Shia Alliance officials said Maliki won six out of seven votes in the bloc for the nomination, on the eve of a parliamentary session today - only the second time the chamber has sat since December elections because of the impasse.

The Shia Alliance's original choice for the job, Ibrahim al-Jaafari, signalled in a speech on Thursday he was ready to step aside at the request of the bloc after resisting widespread calls for his resignation for months.

Critics accused Dr Jaafari of monopolising power, pursuing sectarian policies and failing to curb raging violence, charges he denied.

Gunmen yesterday killed five Iraqi soldiers as they left a restaurant in the northern city of Baiji, police said, highlighting the security nightmare that a new government faces.

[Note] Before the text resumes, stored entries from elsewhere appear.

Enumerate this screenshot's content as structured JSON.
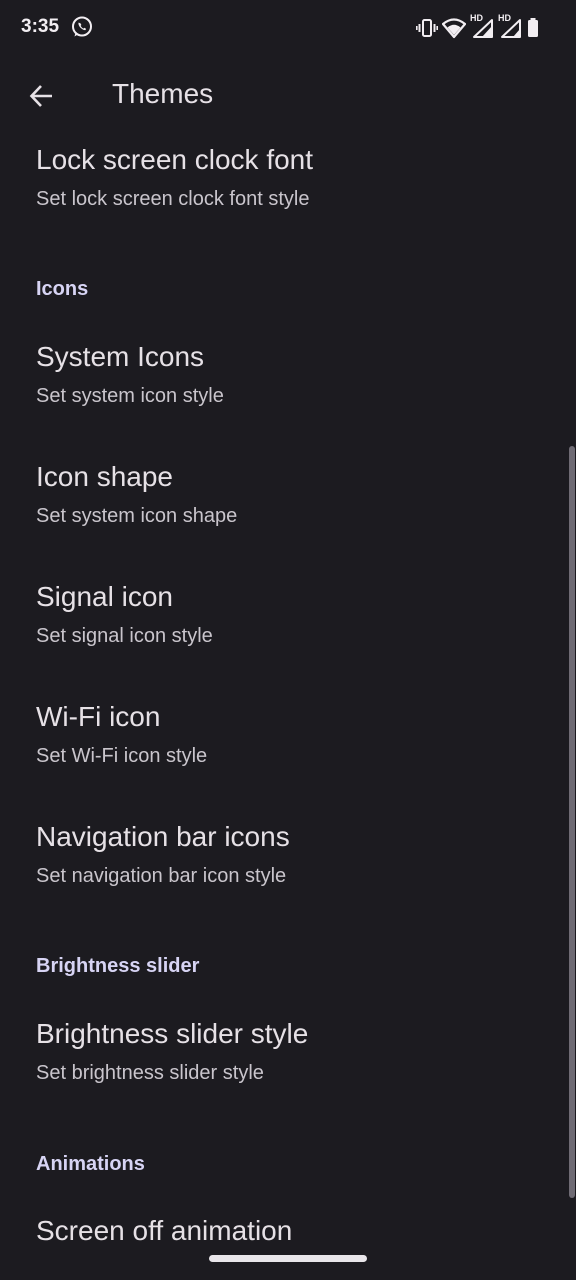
{
  "status_bar": {
    "time": "3:35",
    "notification_icons": [
      "whatsapp-icon"
    ],
    "system_icons": [
      "vibrate-icon",
      "wifi-icon",
      "signal-hd-icon",
      "signal-hd-icon",
      "battery-icon"
    ],
    "hd_label": "HD"
  },
  "app_bar": {
    "title": "Themes",
    "back_icon": "arrow-back-icon"
  },
  "preferences": {
    "lock_clock_font": {
      "title": "Lock screen clock font",
      "summary": "Set lock screen clock font style"
    },
    "icons_category": "Icons",
    "system_icons": {
      "title": "System Icons",
      "summary": "Set system icon style"
    },
    "icon_shape": {
      "title": "Icon shape",
      "summary": "Set system icon shape"
    },
    "signal_icon": {
      "title": "Signal icon",
      "summary": "Set signal icon style"
    },
    "wifi_icon": {
      "title": "Wi-Fi icon",
      "summary": "Set Wi-Fi icon style"
    },
    "nav_bar_icons": {
      "title": "Navigation bar icons",
      "summary": "Set navigation bar icon style"
    },
    "brightness_category": "Brightness slider",
    "brightness_slider_style": {
      "title": "Brightness slider style",
      "summary": "Set brightness slider style"
    },
    "animations_category": "Animations",
    "screen_off_animation": {
      "title": "Screen off animation"
    }
  },
  "colors": {
    "background": "#1c1b20",
    "primary_text": "#e6e1e6",
    "secondary_text": "#c9c5cc",
    "category_text": "#d7d4f4"
  }
}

Much also hinges on the performance of US-trained, Shia-dominated Iraqi forces, who are meant to eventually take over security but are accused by Sunnis of working alongside pro-government militia death squads.

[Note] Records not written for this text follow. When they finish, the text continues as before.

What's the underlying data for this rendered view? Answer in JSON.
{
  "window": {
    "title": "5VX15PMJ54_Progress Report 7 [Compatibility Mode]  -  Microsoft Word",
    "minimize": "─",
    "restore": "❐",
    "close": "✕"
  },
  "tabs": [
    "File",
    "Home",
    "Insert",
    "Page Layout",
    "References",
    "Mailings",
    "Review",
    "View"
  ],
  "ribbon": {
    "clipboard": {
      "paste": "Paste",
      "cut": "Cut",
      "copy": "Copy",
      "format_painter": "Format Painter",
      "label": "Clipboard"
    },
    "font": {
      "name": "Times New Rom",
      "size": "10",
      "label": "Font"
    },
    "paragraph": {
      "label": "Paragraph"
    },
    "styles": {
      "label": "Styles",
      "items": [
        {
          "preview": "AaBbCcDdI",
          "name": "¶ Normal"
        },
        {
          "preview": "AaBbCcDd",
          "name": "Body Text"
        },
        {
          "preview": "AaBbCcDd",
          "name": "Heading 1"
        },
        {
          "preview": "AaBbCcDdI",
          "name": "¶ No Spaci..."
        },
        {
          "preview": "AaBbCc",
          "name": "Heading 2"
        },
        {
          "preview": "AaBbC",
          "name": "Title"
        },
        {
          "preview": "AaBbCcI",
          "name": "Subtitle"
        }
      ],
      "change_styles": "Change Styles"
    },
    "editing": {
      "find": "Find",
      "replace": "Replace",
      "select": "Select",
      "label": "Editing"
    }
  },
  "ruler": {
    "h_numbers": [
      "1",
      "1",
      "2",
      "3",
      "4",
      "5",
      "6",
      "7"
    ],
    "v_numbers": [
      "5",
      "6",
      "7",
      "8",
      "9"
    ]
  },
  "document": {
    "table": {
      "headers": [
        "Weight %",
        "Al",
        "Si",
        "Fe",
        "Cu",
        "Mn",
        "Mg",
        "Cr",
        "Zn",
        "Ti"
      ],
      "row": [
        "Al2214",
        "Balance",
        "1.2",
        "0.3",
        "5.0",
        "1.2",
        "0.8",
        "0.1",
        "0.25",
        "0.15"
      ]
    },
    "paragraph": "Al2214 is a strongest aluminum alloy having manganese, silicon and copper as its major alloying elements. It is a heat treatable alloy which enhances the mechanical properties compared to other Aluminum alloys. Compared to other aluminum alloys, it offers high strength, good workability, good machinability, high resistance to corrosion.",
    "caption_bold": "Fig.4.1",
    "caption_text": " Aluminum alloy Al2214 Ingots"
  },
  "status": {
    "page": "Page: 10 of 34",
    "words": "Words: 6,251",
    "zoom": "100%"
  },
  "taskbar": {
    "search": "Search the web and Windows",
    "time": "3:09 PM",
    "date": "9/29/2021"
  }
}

Violence has exploded since the February bombing of a Shia shrine touched off reprisals and counter-reprisals.

Hundreds of bodies with bullet holes and torture marks have turned up on streets and six more corpses were found in several parts of Baghdad yesterday.

Iranian forces shelled Kurdish rebels in Iraq yesterday to repel an attack, Iraqi Kurdish officials said.

A website sympathetic with Turkish Kurdish rebels said six Iranian soldiers and five rebels were killed. There was no immediate comment from Iran.